Going Green? A Lesson from Germany

Apr 16, 2014

Wildpoldsreid, Germany

It’s been sixty years since the first solar panel was developed by Bell Laboratories, and more than twenty years since the first solar plant began feeding power into the grid in California, but here in Virginia there are fewer than a thousand households producing and selling electricity back to Dominion Power. 

Wind turbines are also rare, but  reports that could change quickly if government and the public got on board.

Wildpoldsreid is a tiny German town in the foothills of the Alps.  It has just 2,500 people, no industries or historic sites, but Wildpoldsreid is on the world map, thanks to its love of green energy.

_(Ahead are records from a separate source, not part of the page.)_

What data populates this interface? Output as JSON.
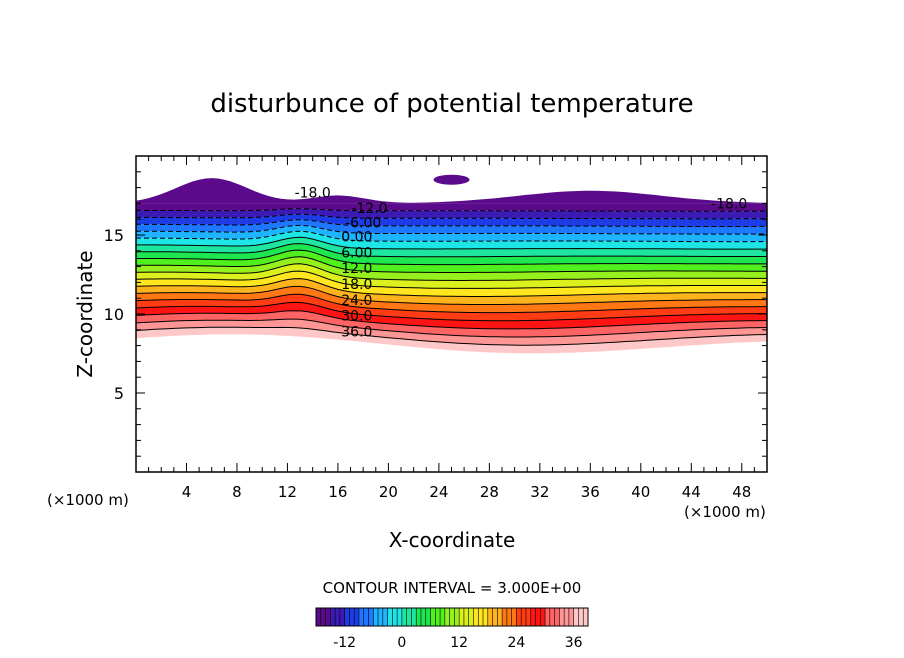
{
  "chart_data": {
    "type": "contour",
    "title": "disturbunce of potential temperature",
    "xlabel": "X-coordinate",
    "ylabel": "Z-coordinate",
    "x_unit_label": "(×1000 m)",
    "y_unit_label": "(×1000 m)",
    "xlim": [
      0,
      50
    ],
    "ylim": [
      0,
      20
    ],
    "x_ticks": [
      4,
      8,
      12,
      16,
      20,
      24,
      28,
      32,
      36,
      40,
      44,
      48
    ],
    "y_ticks": [
      5,
      10,
      15
    ],
    "contour_interval_text": "CONTOUR INTERVAL = 3.000E+00",
    "contour_labels": [
      {
        "text": "-18.0",
        "x": 14.0,
        "z": 17.7
      },
      {
        "text": "-18.0",
        "x": 47.0,
        "z": 17.0
      },
      {
        "text": "-12.0",
        "x": 18.5,
        "z": 16.7
      },
      {
        "text": "-6.00",
        "x": 18.0,
        "z": 15.8
      },
      {
        "text": "0.00",
        "x": 17.5,
        "z": 14.9
      },
      {
        "text": "6.00",
        "x": 17.5,
        "z": 13.9
      },
      {
        "text": "12.0",
        "x": 17.5,
        "z": 12.9
      },
      {
        "text": "18.0",
        "x": 17.5,
        "z": 11.9
      },
      {
        "text": "24.0",
        "x": 17.5,
        "z": 10.9
      },
      {
        "text": "30.0",
        "x": 17.5,
        "z": 9.9
      },
      {
        "text": "36.0",
        "x": 17.5,
        "z": 8.9
      }
    ],
    "colorbar": {
      "min": -18,
      "max": 39,
      "ticks": [
        -12,
        0,
        12,
        24,
        36
      ],
      "colors": [
        "#5a0a8a",
        "#3c1ab4",
        "#1e3ce6",
        "#1e78ff",
        "#1eb4ff",
        "#1ee6e6",
        "#1ee6a0",
        "#1ee650",
        "#50f01e",
        "#96f01e",
        "#dcf01e",
        "#ffe61e",
        "#ffb41e",
        "#ff7814",
        "#ff3c14",
        "#ff1414",
        "#ff6464",
        "#ff9696",
        "#ffc8c8"
      ]
    },
    "field_band": {
      "z_bottom_min": 7.7,
      "z_bottom_max": 8.5,
      "z_top": 17.0,
      "description_levels": [
        -18,
        39
      ]
    }
  }
}
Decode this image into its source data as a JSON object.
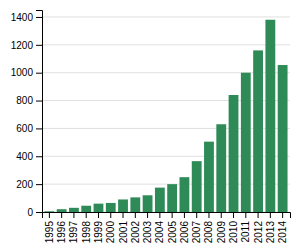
{
  "chart_data": {
    "type": "bar",
    "categories": [
      "1995",
      "1996",
      "1997",
      "1998",
      "1999",
      "2000",
      "2001",
      "2002",
      "2003",
      "2004",
      "2005",
      "2006",
      "2007",
      "2008",
      "2009",
      "2010",
      "2011",
      "2012",
      "2013",
      "2014"
    ],
    "values": [
      5,
      20,
      30,
      45,
      60,
      65,
      90,
      105,
      120,
      175,
      200,
      250,
      365,
      505,
      630,
      840,
      1000,
      1160,
      1380,
      1055
    ],
    "color": "#2e8b57",
    "ylim": [
      0,
      1450
    ],
    "yticks": [
      0,
      200,
      400,
      600,
      800,
      1000,
      1200,
      1400
    ],
    "grid": true
  }
}
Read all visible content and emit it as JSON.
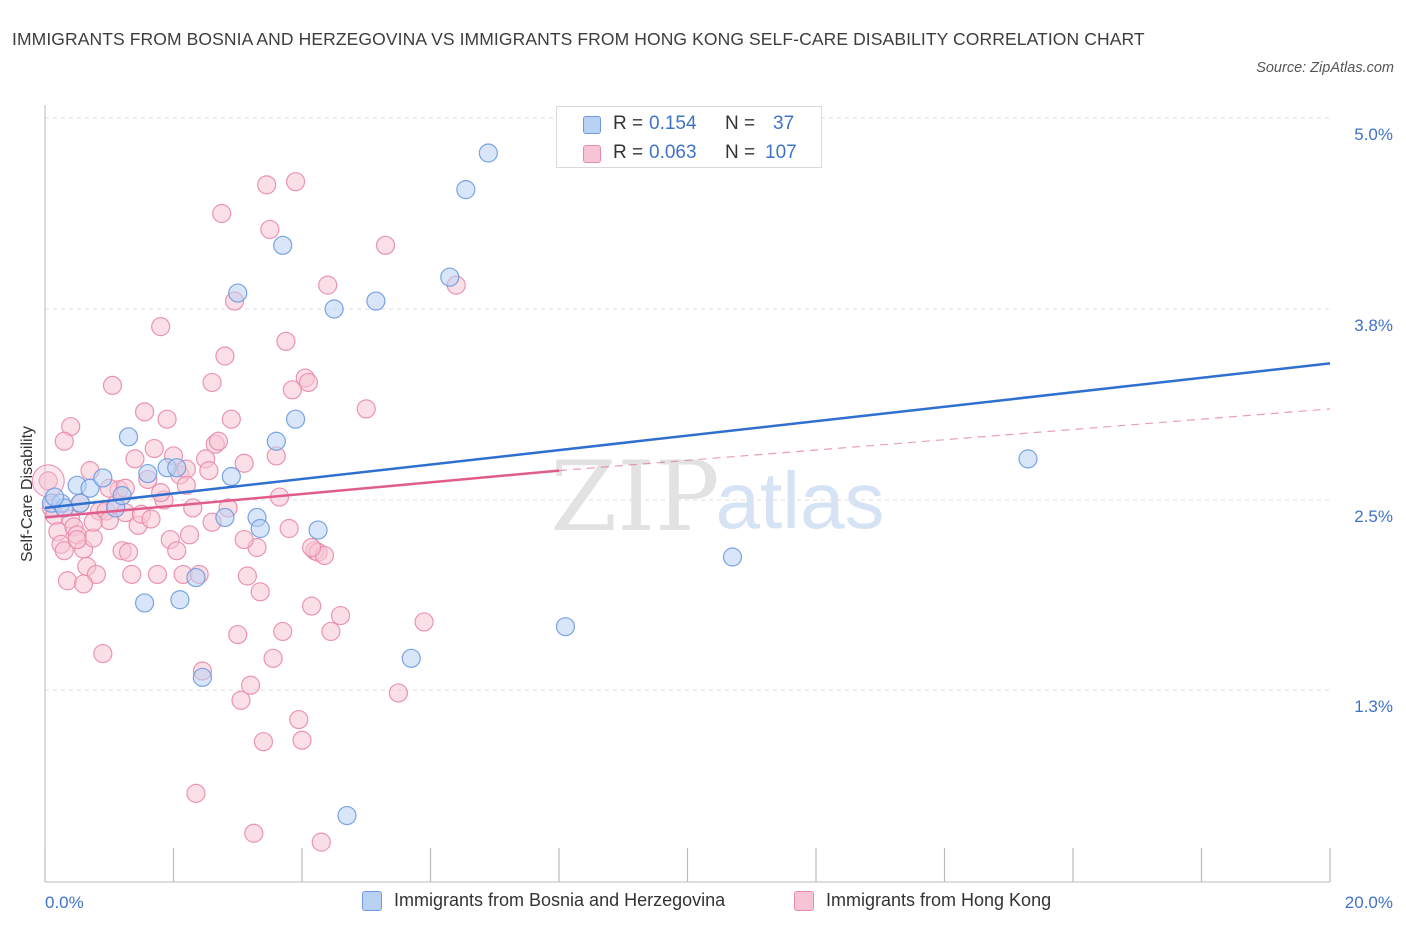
{
  "title": "IMMIGRANTS FROM BOSNIA AND HERZEGOVINA VS IMMIGRANTS FROM HONG KONG SELF-CARE DISABILITY CORRELATION CHART",
  "source": "Source: ZipAtlas.com",
  "legend": {
    "r_label": "R =",
    "n_label": "N =",
    "rows": [
      {
        "r": "0.154",
        "n": "37"
      },
      {
        "r": "0.063",
        "n": "107"
      }
    ]
  },
  "watermark": {
    "zip": "ZIP",
    "atlas": "atlas"
  },
  "colors": {
    "blue_fill": "#b9d2f4",
    "blue_stroke": "#6b9ae0",
    "blue_line": "#2f6fd0",
    "pink_fill": "#f6c4d4",
    "pink_stroke": "#e98aaa",
    "pink_line": "#e05c8c",
    "axis_text": "#3f73c8",
    "grid": "#dcdcdc"
  },
  "chart_data": {
    "type": "scatter",
    "title": "IMMIGRANTS FROM BOSNIA AND HERZEGOVINA VS IMMIGRANTS FROM HONG KONG SELF-CARE DISABILITY CORRELATION CHART",
    "xlabel": "",
    "ylabel": "Self-Care Disability",
    "xlim": [
      0,
      20
    ],
    "ylim": [
      0,
      5.25
    ],
    "x_ticks": [
      0,
      20
    ],
    "x_tick_labels": [
      "0.0%",
      "20.0%"
    ],
    "y_ticks": [
      1.3,
      2.5,
      3.8,
      5.0
    ],
    "y_tick_labels": [
      "1.3%",
      "2.5%",
      "3.8%",
      "5.0%"
    ],
    "grid": true,
    "legend_position": "top-center",
    "series": [
      {
        "name": "Immigrants from Bosnia and Herzegovina",
        "color": "blue",
        "R": 0.154,
        "N": 37,
        "trend": {
          "x": [
            0,
            20
          ],
          "y": [
            2.45,
            3.43
          ]
        },
        "points": [
          [
            0.1,
            2.48
          ],
          [
            0.25,
            2.48
          ],
          [
            0.3,
            2.45
          ],
          [
            0.5,
            2.6
          ],
          [
            0.7,
            2.58
          ],
          [
            0.9,
            2.65
          ],
          [
            1.1,
            2.45
          ],
          [
            1.3,
            2.93
          ],
          [
            1.55,
            1.85
          ],
          [
            1.6,
            2.68
          ],
          [
            1.9,
            2.72
          ],
          [
            2.1,
            1.87
          ],
          [
            2.35,
            2.01
          ],
          [
            2.45,
            1.38
          ],
          [
            2.8,
            2.39
          ],
          [
            2.9,
            2.66
          ],
          [
            3.0,
            3.9
          ],
          [
            3.3,
            2.39
          ],
          [
            3.35,
            2.32
          ],
          [
            3.6,
            2.9
          ],
          [
            3.7,
            4.2
          ],
          [
            3.9,
            3.05
          ],
          [
            4.25,
            2.31
          ],
          [
            4.5,
            3.8
          ],
          [
            4.7,
            0.45
          ],
          [
            5.15,
            3.85
          ],
          [
            5.7,
            1.5
          ],
          [
            6.3,
            4.0
          ],
          [
            6.55,
            4.55
          ],
          [
            6.9,
            4.78
          ],
          [
            8.1,
            1.7
          ],
          [
            10.7,
            2.14
          ],
          [
            15.3,
            2.78
          ],
          [
            0.55,
            2.48
          ],
          [
            1.2,
            2.53
          ],
          [
            2.05,
            2.72
          ],
          [
            0.15,
            2.52
          ]
        ]
      },
      {
        "name": "Immigrants from Hong Kong",
        "color": "pink",
        "R": 0.063,
        "N": 107,
        "trend": {
          "x": [
            0,
            8
          ],
          "y": [
            2.39,
            2.7
          ]
        },
        "trend_extension": {
          "x": [
            8,
            20
          ],
          "y": [
            2.7,
            3.12
          ]
        },
        "points": [
          [
            0.05,
            2.63
          ],
          [
            0.1,
            2.45
          ],
          [
            0.15,
            2.4
          ],
          [
            0.2,
            2.3
          ],
          [
            0.25,
            2.22
          ],
          [
            0.3,
            2.18
          ],
          [
            0.35,
            1.99
          ],
          [
            0.4,
            2.38
          ],
          [
            0.45,
            2.33
          ],
          [
            0.4,
            3.0
          ],
          [
            0.5,
            2.28
          ],
          [
            0.55,
            2.48
          ],
          [
            0.6,
            2.19
          ],
          [
            0.65,
            2.08
          ],
          [
            0.7,
            2.7
          ],
          [
            0.75,
            2.26
          ],
          [
            0.8,
            2.03
          ],
          [
            0.85,
            2.43
          ],
          [
            0.9,
            1.53
          ],
          [
            0.95,
            2.43
          ],
          [
            1.0,
            2.37
          ],
          [
            1.05,
            3.28
          ],
          [
            1.1,
            2.47
          ],
          [
            1.15,
            2.57
          ],
          [
            1.2,
            2.18
          ],
          [
            1.25,
            2.42
          ],
          [
            1.3,
            2.17
          ],
          [
            1.35,
            2.03
          ],
          [
            1.4,
            2.78
          ],
          [
            1.45,
            2.34
          ],
          [
            1.5,
            2.41
          ],
          [
            1.55,
            3.1
          ],
          [
            1.6,
            2.64
          ],
          [
            1.65,
            2.38
          ],
          [
            1.7,
            2.85
          ],
          [
            1.75,
            2.03
          ],
          [
            1.8,
            3.68
          ],
          [
            1.85,
            2.5
          ],
          [
            1.9,
            3.05
          ],
          [
            1.95,
            2.25
          ],
          [
            2.0,
            2.8
          ],
          [
            2.05,
            2.18
          ],
          [
            2.1,
            2.67
          ],
          [
            2.15,
            2.03
          ],
          [
            2.2,
            2.71
          ],
          [
            2.25,
            2.28
          ],
          [
            2.3,
            2.45
          ],
          [
            2.35,
            0.6
          ],
          [
            2.4,
            2.03
          ],
          [
            2.45,
            1.42
          ],
          [
            2.5,
            2.78
          ],
          [
            2.55,
            2.7
          ],
          [
            2.6,
            3.3
          ],
          [
            2.65,
            2.88
          ],
          [
            2.7,
            2.9
          ],
          [
            2.75,
            4.4
          ],
          [
            2.8,
            3.48
          ],
          [
            2.85,
            2.45
          ],
          [
            2.9,
            3.05
          ],
          [
            2.95,
            3.85
          ],
          [
            3.0,
            1.65
          ],
          [
            3.05,
            1.23
          ],
          [
            3.1,
            2.75
          ],
          [
            3.15,
            2.02
          ],
          [
            3.2,
            1.33
          ],
          [
            3.25,
            0.33
          ],
          [
            3.3,
            2.2
          ],
          [
            3.35,
            1.92
          ],
          [
            3.4,
            0.95
          ],
          [
            3.45,
            4.58
          ],
          [
            3.5,
            4.3
          ],
          [
            3.55,
            1.5
          ],
          [
            3.6,
            2.8
          ],
          [
            3.65,
            2.52
          ],
          [
            3.7,
            1.67
          ],
          [
            3.75,
            3.58
          ],
          [
            3.8,
            2.32
          ],
          [
            3.85,
            3.25
          ],
          [
            3.9,
            4.6
          ],
          [
            3.95,
            1.1
          ],
          [
            4.0,
            0.96
          ],
          [
            4.05,
            3.33
          ],
          [
            4.1,
            3.3
          ],
          [
            4.15,
            1.83
          ],
          [
            4.2,
            2.18
          ],
          [
            4.25,
            2.17
          ],
          [
            4.3,
            0.27
          ],
          [
            4.4,
            3.95
          ],
          [
            4.45,
            1.67
          ],
          [
            4.6,
            1.77
          ],
          [
            5.0,
            3.12
          ],
          [
            5.3,
            4.2
          ],
          [
            5.5,
            1.28
          ],
          [
            5.9,
            1.73
          ],
          [
            6.4,
            3.95
          ],
          [
            4.35,
            2.15
          ],
          [
            0.5,
            2.25
          ],
          [
            0.75,
            2.36
          ],
          [
            1.0,
            2.58
          ],
          [
            1.8,
            2.55
          ],
          [
            2.6,
            2.36
          ],
          [
            0.3,
            2.9
          ],
          [
            0.6,
            1.97
          ],
          [
            1.25,
            2.58
          ],
          [
            2.2,
            2.6
          ],
          [
            3.1,
            2.25
          ],
          [
            4.15,
            2.2
          ]
        ]
      }
    ]
  },
  "bottom_legend": [
    {
      "label": "Immigrants from Bosnia and Herzegovina"
    },
    {
      "label": "Immigrants from Hong Kong"
    }
  ]
}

Tourists come from around the world.  The Mayor of Fukushima has been here twice -- anxious to learn how the town installed 190 solar arrays, a biogas plant and seven wind turbines. Gunther Mogele is the town’s deputy mayor.

“We produce 500% of the electrical energy we need – and the biggest part is produced by our windmills, biogas and by photovoltaics.” 

Journalist and solar entrepreneur Erik Kirschbaum says this kind of thing has been happening all over Germany since the federal government ordered utilities to buy as much green energy as the public could produce.

“The Renewable Energy Act is a law that really struck a nerve deep inside the Germans, and they’ve cracked open their piggy banks and built their own photovoltaic plants and their own wind energy plants, and there’s all kinds of methods, even for middle income Germans, to contribute a few hundred euros and be part of a big solar project.  It grew much faster than expected.  Germany has about 30 nuclear power plants worth of solar power now.” 

Kirschbaum began by leasing the roof of his kids’ school, then moved on to barns all over Bavaria.

“We usually rent a roof that needs to be renovated, so the farmer is happy.  He gets a new roof, and there are solar power panels on it.  He also has the possibility to buy some of our solar power from us at a rate below what he would pay for the utility.  The rest of the solar power goes fed into the grid, and the utility pays us for whatever we pay into the grid.”

The nation’s decision to blaze a green trail is logical, given Germany’s industrial might and its lack of natural resources.  Claudia Kempfert is with the German Institute of Economic Research.

“We don’t have any other way, because we don’t have oil.  We don’t have gas.  We have a little bit of coal.  What Germany has is knowledge, and we could use it.”

And Ryan Heath – a spokesman for the European Commission – says this is the only way Germany can assure stable prices in the long run:

“If you look at the alternatives, which include being at the mercy of Russian gas supplies for example, those prices can go up and down with no control whatsoever.”

But government support for green energy has not been popular with all Germans. The money needed to subsidize new sources came from a surcharge imposed on all residential and commercial customers, so rates for everyone have been rising steadily.  Rainer Hasters lives in a four-room apartment in Berlin and pays the equivalent of $2,500 a year for electricity – up about 25% from one year ago. 

“I go kind of mad, because the surcharge on our electric bill is used for putting more and more solar panels on German roofs, and the sun doesn’t shine at night and not in winter so often, so solar panels in Germany is definitely not the right way to go.” 

Faced with complaints from consumers and corporations, the government has been cutting back on what it pays solar producers, but investors are still making money, and the country is on track to produce 45% of its power from renewables by 2025.

Back in Wildpoldsreid, Karl Geller, who heads the department of environmental engineering at a community college nearby, says it couldn’t have happened without support from Berlin.

“The government has to be the one to push it.  In Austria you don’t see the solar panel so much, because the government didn’t go the same way as ours.”

And the European Union has taken note.  Ryan Heath says you can’t wait for the private sector to develop new energy technologies. 

“If you don’t have a government input, a lot of this stuff doesn’t happen in the first place.  It takes someone who has that ability to raise the long-term cash or look at a very long-term view to get that happening.”

Late last year, the EU launched the largest program of its kind – Horizon 2020 – committing the equivalent of $100 billion for seven years of basic research in many fields -- including green energy.